Aggiungere qualcosa di realmente significativo ad una storia diffusa come questa non è impresa da poco. Cenerentola (2021) ci riesce con il femminismo. Se l’unico sogno della protagonista come l’abbiamo conosciuta finora era quello di poter partecipare al ballo, la Ella raccontata da Prime Video ha aspirazioni ben più alte. Sogna, infatti, di aprire un negozio tutto suo, dove vendere le sue creazioni sartoriali. E si trova costretta a dover scegliere tra l’amore che prova per il principe azzurro (Nicholas Galitzine, New York Academy e Handsome Devil) e il suo sogno.

Così, tra battute saggiamente piazzate e ironia sulla cornice storica, il film diventa una storia di autodeterminazione di una business woman ante litteram, in un’epoca in cui il privilegio maschile era ancora più marcato e limitante che nella nostra. “Questa ragazza pensa di essere un uomo d’affari”, canzonano alcuni abitanti del villaggio ad un primo tentativo di Ella di vendere i suoi vestiti. Fondamentale, a questo proposito, la storia della matrigna, mai raccontata da questo punto di vista: anch’essa la storia di una donna che ha osato anche solo sperare di farsi strada in un mondo fatto a misura d’uomo. Maschile singolare.
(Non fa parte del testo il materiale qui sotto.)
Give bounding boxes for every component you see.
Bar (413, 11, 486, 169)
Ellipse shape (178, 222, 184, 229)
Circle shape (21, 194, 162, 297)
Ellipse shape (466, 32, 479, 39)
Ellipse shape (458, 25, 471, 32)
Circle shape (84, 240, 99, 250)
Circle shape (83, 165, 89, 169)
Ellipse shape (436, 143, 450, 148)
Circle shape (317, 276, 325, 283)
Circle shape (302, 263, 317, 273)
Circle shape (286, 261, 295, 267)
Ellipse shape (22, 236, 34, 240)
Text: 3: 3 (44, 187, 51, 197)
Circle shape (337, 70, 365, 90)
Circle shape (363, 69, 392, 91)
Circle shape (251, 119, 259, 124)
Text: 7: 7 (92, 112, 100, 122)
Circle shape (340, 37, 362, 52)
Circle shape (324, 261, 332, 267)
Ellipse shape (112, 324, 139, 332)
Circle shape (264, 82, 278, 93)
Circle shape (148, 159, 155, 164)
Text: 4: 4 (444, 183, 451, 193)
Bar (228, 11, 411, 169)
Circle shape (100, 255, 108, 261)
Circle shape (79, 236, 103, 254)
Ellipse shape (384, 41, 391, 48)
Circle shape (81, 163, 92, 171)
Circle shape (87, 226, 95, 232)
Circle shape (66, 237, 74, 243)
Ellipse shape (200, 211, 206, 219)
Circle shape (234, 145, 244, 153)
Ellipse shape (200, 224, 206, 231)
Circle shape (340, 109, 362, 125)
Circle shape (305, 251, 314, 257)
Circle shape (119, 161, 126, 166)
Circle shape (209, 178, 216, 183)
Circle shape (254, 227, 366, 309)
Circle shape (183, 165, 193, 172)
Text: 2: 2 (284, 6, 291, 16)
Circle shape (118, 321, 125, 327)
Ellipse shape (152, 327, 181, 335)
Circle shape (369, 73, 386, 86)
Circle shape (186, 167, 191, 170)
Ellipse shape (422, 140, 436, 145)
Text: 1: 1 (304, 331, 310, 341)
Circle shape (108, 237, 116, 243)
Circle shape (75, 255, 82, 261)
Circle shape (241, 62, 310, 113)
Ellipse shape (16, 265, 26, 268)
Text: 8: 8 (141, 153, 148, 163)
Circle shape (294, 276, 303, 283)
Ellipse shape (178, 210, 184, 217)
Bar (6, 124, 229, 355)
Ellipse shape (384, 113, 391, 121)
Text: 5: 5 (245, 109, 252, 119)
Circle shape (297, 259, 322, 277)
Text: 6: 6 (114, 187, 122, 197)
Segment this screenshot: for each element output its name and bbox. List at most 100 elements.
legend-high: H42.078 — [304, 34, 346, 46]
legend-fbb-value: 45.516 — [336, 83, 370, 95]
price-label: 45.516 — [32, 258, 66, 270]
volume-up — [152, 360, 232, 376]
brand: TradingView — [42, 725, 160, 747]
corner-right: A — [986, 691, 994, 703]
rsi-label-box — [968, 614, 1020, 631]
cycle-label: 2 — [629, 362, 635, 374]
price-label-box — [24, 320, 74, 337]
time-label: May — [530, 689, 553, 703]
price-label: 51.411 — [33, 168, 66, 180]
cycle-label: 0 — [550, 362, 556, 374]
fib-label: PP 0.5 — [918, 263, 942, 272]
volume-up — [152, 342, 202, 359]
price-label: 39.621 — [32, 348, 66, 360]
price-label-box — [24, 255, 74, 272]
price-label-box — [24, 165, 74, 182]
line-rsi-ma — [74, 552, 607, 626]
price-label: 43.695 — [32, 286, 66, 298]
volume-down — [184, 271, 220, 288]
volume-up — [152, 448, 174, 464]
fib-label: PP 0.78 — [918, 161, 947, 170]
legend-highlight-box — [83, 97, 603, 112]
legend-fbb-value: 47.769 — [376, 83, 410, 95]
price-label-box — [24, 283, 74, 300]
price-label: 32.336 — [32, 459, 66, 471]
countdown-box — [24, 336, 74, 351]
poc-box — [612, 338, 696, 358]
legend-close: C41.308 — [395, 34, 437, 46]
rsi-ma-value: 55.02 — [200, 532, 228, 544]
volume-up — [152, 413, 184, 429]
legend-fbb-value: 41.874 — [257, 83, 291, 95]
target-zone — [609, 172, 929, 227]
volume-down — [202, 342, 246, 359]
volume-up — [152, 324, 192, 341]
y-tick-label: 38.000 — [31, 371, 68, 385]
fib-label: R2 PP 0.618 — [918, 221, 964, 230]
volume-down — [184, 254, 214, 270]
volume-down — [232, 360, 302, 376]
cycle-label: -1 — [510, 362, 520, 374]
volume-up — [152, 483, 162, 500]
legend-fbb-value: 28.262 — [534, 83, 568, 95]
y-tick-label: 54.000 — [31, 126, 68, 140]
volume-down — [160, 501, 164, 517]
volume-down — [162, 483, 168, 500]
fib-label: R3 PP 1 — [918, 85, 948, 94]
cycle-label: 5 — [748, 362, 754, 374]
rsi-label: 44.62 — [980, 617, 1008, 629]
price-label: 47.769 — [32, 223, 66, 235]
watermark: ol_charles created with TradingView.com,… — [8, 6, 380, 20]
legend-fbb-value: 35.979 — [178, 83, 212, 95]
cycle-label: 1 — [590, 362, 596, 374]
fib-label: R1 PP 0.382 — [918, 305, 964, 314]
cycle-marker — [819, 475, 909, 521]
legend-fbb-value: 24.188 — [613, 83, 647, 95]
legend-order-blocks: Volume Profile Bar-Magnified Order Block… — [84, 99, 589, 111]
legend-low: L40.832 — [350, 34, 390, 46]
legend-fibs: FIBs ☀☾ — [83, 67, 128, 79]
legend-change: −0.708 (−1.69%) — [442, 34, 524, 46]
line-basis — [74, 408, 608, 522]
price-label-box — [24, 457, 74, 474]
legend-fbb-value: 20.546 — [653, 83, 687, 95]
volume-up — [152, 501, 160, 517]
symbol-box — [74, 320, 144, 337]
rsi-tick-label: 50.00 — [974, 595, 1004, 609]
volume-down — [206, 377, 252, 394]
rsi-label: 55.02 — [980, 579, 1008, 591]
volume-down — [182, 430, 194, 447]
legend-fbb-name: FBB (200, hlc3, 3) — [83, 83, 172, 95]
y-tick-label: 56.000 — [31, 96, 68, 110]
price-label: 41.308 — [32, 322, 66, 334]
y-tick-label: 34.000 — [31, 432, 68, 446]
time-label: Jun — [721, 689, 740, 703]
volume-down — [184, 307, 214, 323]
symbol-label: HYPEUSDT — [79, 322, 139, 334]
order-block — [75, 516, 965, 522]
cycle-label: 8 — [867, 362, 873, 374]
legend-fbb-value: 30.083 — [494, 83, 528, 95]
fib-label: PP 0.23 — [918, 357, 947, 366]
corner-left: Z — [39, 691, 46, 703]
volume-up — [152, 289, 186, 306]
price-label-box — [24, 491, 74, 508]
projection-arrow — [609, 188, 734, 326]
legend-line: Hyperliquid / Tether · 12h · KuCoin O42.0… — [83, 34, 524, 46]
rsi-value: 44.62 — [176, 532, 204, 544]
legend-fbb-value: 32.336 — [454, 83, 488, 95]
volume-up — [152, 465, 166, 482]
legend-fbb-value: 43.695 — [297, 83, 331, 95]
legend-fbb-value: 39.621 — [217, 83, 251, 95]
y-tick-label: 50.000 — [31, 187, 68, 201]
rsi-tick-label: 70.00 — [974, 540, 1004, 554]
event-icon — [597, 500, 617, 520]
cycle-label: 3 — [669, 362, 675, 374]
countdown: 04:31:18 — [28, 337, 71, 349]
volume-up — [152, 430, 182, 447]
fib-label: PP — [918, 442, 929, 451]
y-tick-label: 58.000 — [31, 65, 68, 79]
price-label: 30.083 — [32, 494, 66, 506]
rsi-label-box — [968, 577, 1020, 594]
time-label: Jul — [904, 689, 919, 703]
Divertirsi in un giorno di pioggia

In definitiva, nonostante alcuni elementi positivi – il take femminista della favola, l’estrema cura dei costumi e del set, l’inserimento di un Billy Porter nei panni della fata madrina non-binary, in ode a tutto ciò che è politically correct – Cenerentola (2021) rimane un film insipido, che lascia perplessi.
Le animazioni dei topolini, che definire barbariche sarebbe un complimento, il vestito del ballo di Cenerentola, carino senz’altro ma, per l’appunto, carino e non mozzafiato come invece dovrebbe essere e un inalienabile effetto cringe generale. Un film che pretende di essere divertente ma fa solo ridere. Di sé.
Impossibile non metterlo in pausa ogni cinque minuti ed essere presi da quella terribile domanda che vorremmo evitare ma che ormai è già bella e formata in testa e pretende una risposta: “Vale la pena di continuarlo?”. E alla fine premiamo di nuovo play, certo che lo premiamo, perché magari ci sentiamo un po’ annoiati o perché la vita da adulti è difficile o semplicemente perché fuori piove e non se ne parla di uscire. Sarebbe bello, sentirsi di nuovo bambini per un po’, pensiamo, e così premiamo quel dannatissimo tasto.
Tutto solo per scoprire, quando è ormai troppo tardi, che in effetti non ne valeva la pena, e che avremmo fatto meglio a indossare un impermeabile e un paio di stivali da pioggia e fare il volo dell’angelo in qualche pozzanghera sotto casa.